My wife's hair! So that was part of it too! I had assumed the hostility we had encountered in the last few days of driving through East Texas in our convertible was directed at me. But my wife had been receiving her share of it, and maybe more, all along. My wife's hair! My wife Doatsy is young and pretty and her hair is the color of caramel; it is soft, it shines, it smells like baby soap, and it is long, hanging to the middle of her back, a glorious drop of hair that my grandmother would have been proud of, that young girls of today strive for, and that Arch could never make himself appreciate!
"I'm amazed there is a man in America who objects to long hair on a woman," I said.
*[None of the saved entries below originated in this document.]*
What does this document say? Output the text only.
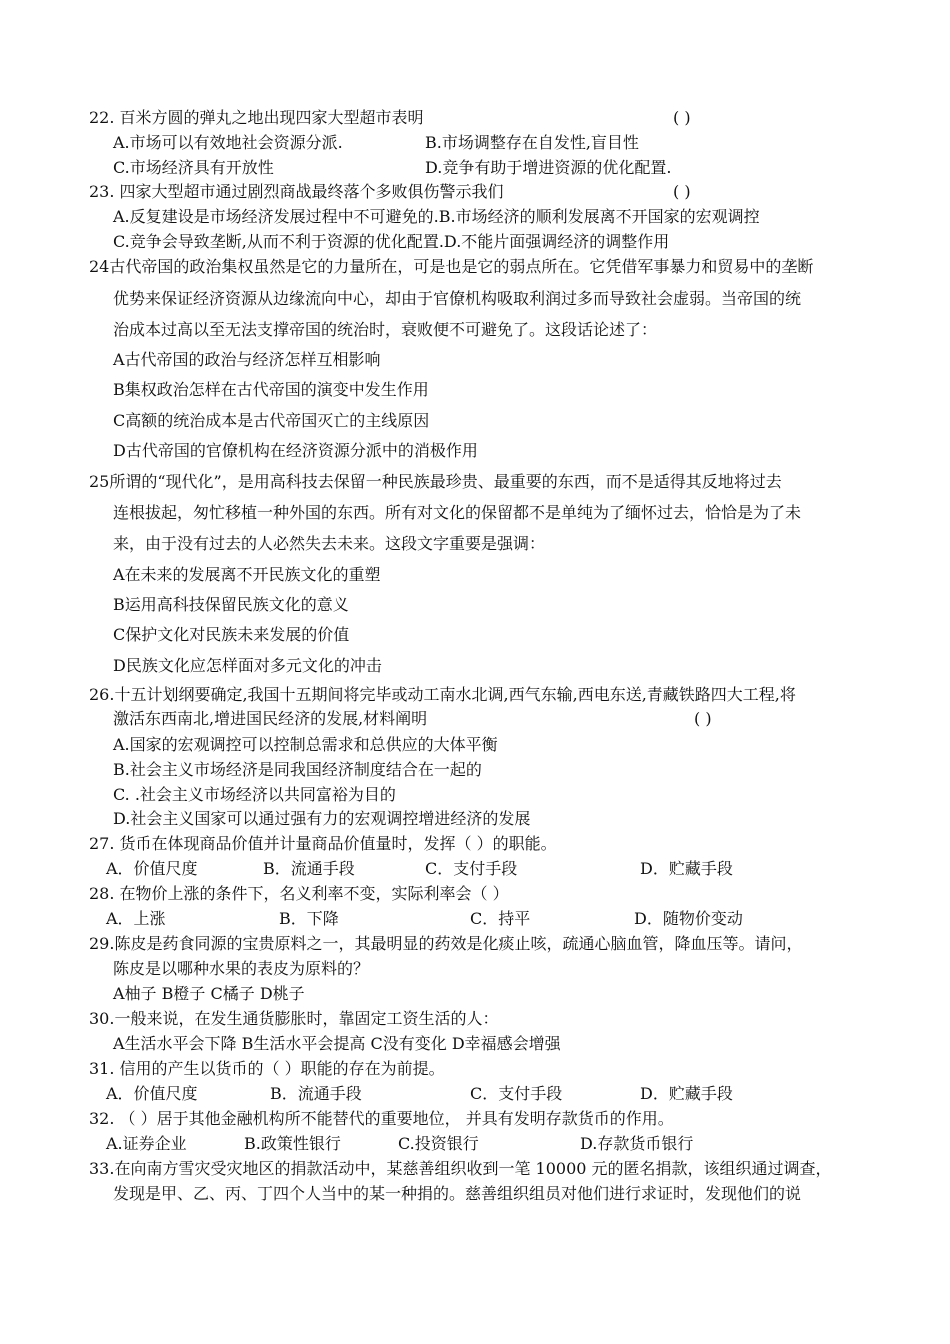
22. 百米方圆的弹丸之地出现四家大型超市表明	( )
A.市场可以有效地社会资源分派.	B.市场调整存在自发性,盲目性
C.市场经济具有开放性	D.竞争有助于增进资源的优化配置.
23. 四家大型超市通过剧烈商战最终落个多败俱伤警示我们	( )
A.反复建设是市场经济发展过程中不可避免的.B.市场经济的顺利发展离不开国家的宏观调控
C.竞争会导致垄断,从而不利于资源的优化配置.D.不能片面强调经济的调整作用
24古代帝国的政治集权虽然是它的力量所在，可是也是它的弱点所在。它凭借军事暴力和贸易中的垄断
优势来保证经济资源从边缘流向中心，却由于官僚机构吸取利润过多而导致社会虚弱。当帝国的统
治成本过高以至无法支撑帝国的统治时，衰败便不可避免了。这段话论述了：
A古代帝国的政治与经济怎样互相影响
B集权政治怎样在古代帝国的演变中发生作用
C高额的统治成本是古代帝国灭亡的主线原因
D古代帝国的官僚机构在经济资源分派中的消极作用
25所谓的“现代化”，是用高科技去保留一种民族最珍贵、最重要的东西，而不是适得其反地将过去
连根拔起，匆忙移植一种外国的东西。所有对文化的保留都不是单纯为了缅怀过去，恰恰是为了未
来，由于没有过去的人必然失去未来。这段文字重要是强调：
A在未来的发展离不开民族文化的重塑
B运用高科技保留民族文化的意义
C保护文化对民族未来发展的价值
D民族文化应怎样面对多元文化的冲击
26.十五计划纲要确定,我国十五期间将完毕或动工南水北调,西气东输,西电东送,青藏铁路四大工程,将
激活东西南北,增进国民经济的发展,材料阐明	( )
A.国家的宏观调控可以控制总需求和总供应的大体平衡
B.社会主义市场经济是同我国经济制度结合在一起的
C. .社会主义市场经济以共同富裕为目的
D.社会主义国家可以通过强有力的宏观调控增进经济的发展
27. 货币在体现商品价值并计量商品价值量时，发挥（ ）的职能。
A．价值尺度	B．流通手段	C．支付手段	D．贮藏手段
28. 在物价上涨的条件下，名义利率不变，实际利率会（ ）
A．上涨	B．下降	C．持平	D．随物价变动
29.陈皮是药食同源的宝贵原料之一，其最明显的药效是化痰止咳，疏通心脑血管，降血压等。请问，
陈皮是以哪种水果的表皮为原料的？
A柚子 B橙子 C橘子 D桃子
30.一般来说，在发生通货膨胀时，靠固定工资生活的人：
A生活水平会下降 B生活水平会提高 C没有变化 D幸福感会增强
31. 信用的产生以货币的（ ）职能的存在为前提。
A．价值尺度	B．流通手段	C．支付手段	D．贮藏手段
32. （ ）居于其他金融机构所不能替代的重要地位， 并具有发明存款货币的作用。
A.证券企业	B.政策性银行	C.投资银行	D.存款货币银行
33.在向南方雪灾受灾地区的捐款活动中，某慈善组织收到一笔 10000 元的匿名捐款，该组织通过调查，
发现是甲、乙、丙、丁四个人当中的某一种捐的。慈善组织组员对他们进行求证时，发现他们的说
I don't know what Arch thought I was calling him, but he got up and went to bed, and I could tell he had been insulted. But as I thought of the way we had been treated for the past week, I understood what Arch was telling me. As the beatniks long ago learned, out there in America hair matters, and here we were in the land of the permanent wave. The shellacked bouffants and beehives, sprayed hard as a real hornets' nest, had become acceptable at last, along with high-heeled shoes, in East Texas, where information does not readily penetrate, but the thing for a real lady still to have was a permanent wave like my mother used to come home with twenty years ago. In East Texas, long-haired women went out of mode with long-haired men, about the time McKinley was shot, and in my big-city naïveté I had thought I was the only one being scorned by the natives for disregard of custom in a place where custom means everything.
My hair was not really all that long; it was just rather shaggy, somewhat in the manner of an old-fashioned country lawyer or editor or judge. If I had worn a white cotton suit and black string tie, we probably would have had no trouble at all. In East Texas, the older ones would recognize that character. I would have smelled of the courthouse to them, and they would have been no more curious about me than about the rows of slave shacks that had stood in the fields all their lives, or about the black people who lived in those shacks and worked in those fields as if there had never been a Civil War, or about the black children who still went to black schools as though there were no Supreme Court in this country. To the younger ones, I could have pointed out that my hair was no longer than, say, Pat Moynihan's in a photograph in the New York Times, but then I would have had to explain who Moynihan was, and in the process I would have bored and annoyed them.